L’office devrait entrer en négociation avant la fin de l’année avec un pays d’Afrique australe. «Nous avons envoyé une première proposition d’accord et attendons une réponse, confie Michel Jeanneret. Et puis nous suivons de près la situation en Tunisie. Des rencontres d’experts ont déjà eu lieu.»

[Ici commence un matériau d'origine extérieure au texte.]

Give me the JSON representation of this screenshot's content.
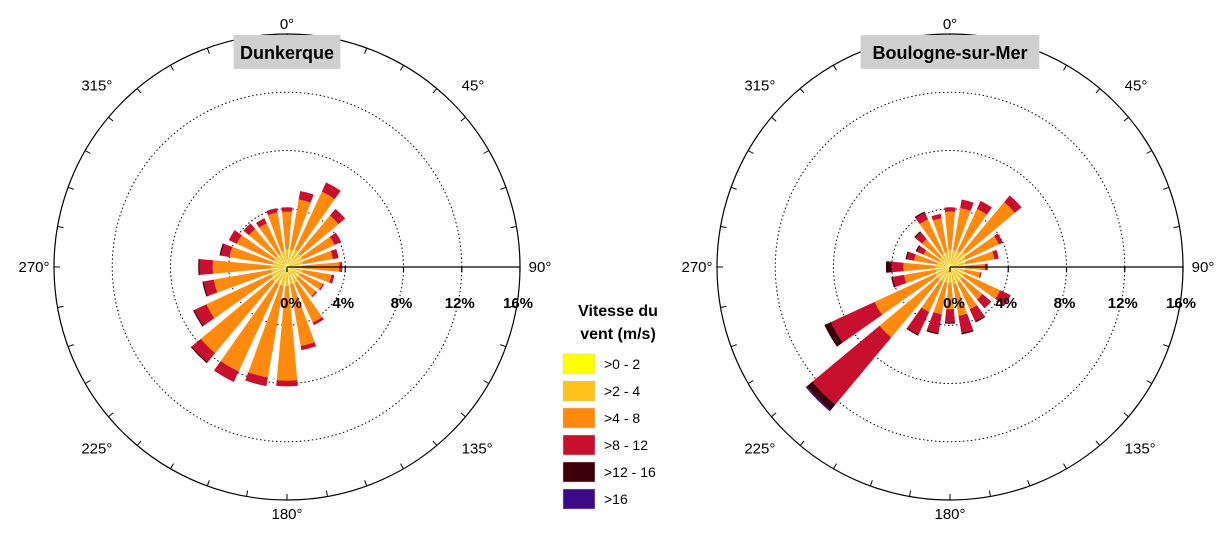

Reste que, de l’aveu même du spécialiste, ces négociations prennent du temps. «C’est un processus long et difficile, et nous ne sommes pas toujours accueillis à bras ouverts, relève Michel Jeanneret. Si un partenaire ne veut pas négocier, nous ne pouvons rien faire. La migration est un des rares moyens de pression qu’a l’Afrique sur l’Europe.»

Accord au point mort
Ce genre de blocage, la Suisse en connaît avec l’Algérie. Les deux pays ont signé un accord de réadmission en 2006. Mais, dans les faits, le traité ne sert à rien. Alger tarde en effet à signer le protocole d’application. Sans lui, impossible d’effectuer un renvoi. Berne s’est-elle fait rouler dans la farine? «Les autorités suisses réitèrent constamment leur souhait de voir le protocole d’application signé, assure Agnès Schenker. La question migratoire est toujours à l’ordre du jour des relations bilatérales entre nos deux pays.»
Cette absence de renvois vers l’Algérie est connue des délinquants étrangers actifs à Genève. Selon la police, certains prétendent même être Algériens dans le but d’échapper à l’ex pulsion du territoire suisse.